最も長くカメラが密着していたのは、そのおばあさんであった。

私にとって不可解であったのは、そのおばあさんは、何か息子夫婦の生活について質問されると、しきりに「私は、教養がないから(没文化)と返答していたことであった。

 

彼女自身の生年をメモしそこねてしまったが、一人目の子供(息子)を1969年に生んだ。

つまり、文化大革命(1966~)の真っ最中である。

彼女曰く、当然のように恋愛結婚ではなく、当時1966年は、「愛情感情って何だろう」というような、自由意思に基づく婚姻は尊重されない雰囲気だったという。

 

おばあさんは、小学校四年生までしか学校教育を受けておらず、それ以降は家事を手伝っていた。

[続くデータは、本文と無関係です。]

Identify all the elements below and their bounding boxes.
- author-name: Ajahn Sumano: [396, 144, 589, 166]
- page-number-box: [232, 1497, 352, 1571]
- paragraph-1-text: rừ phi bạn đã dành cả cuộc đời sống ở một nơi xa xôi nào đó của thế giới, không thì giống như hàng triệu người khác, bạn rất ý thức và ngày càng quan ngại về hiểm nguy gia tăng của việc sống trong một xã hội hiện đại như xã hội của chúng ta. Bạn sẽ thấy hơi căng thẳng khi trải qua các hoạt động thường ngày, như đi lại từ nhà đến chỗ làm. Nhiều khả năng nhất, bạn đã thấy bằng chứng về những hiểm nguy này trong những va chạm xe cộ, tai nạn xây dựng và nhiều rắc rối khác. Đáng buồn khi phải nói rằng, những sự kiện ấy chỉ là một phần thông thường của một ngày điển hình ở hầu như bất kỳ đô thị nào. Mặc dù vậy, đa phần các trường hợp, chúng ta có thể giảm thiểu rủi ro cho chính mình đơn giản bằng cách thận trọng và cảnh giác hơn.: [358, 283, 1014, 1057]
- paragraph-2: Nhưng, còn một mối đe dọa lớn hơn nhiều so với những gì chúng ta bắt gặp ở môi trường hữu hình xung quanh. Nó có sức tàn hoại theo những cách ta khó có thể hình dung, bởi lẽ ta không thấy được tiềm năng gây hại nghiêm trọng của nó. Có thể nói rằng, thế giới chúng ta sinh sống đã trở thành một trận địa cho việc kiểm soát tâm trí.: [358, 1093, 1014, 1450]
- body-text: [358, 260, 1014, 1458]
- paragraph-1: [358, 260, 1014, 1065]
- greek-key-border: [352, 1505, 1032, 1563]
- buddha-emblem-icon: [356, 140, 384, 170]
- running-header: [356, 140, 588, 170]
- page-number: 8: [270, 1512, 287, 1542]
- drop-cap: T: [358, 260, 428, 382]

共産党には入党しなかったものの、結婚および出産後は共産党の地区婦女代表として地域を取りまとめていたという。このときの思い出は、楽しそうに語っていた。

 

彼女は、息子を大学まで進学させ、その息子は大学時代に出会った女性と結婚し、北京の都市部で暮らしている。

 

彼女の考え方として、「国家のすることは間違っていないだろうし、自分には教養がないので、教養のある息子夫婦や孫が正しく、私が生き方に干渉することはできない」というものが中心にあった。

 

文化大革命という反知性主義の気運に乗せられた革命を経験し、現在では、孫に「いい大学に入り、いい会社に入って、国家に役立つ人物になること」を求める彼女の態度は、いかにも腑に落ちるようで腑に落ちないのである。

 

 

納得しにくいことを納得しないままずっと考えてもう3日目だ。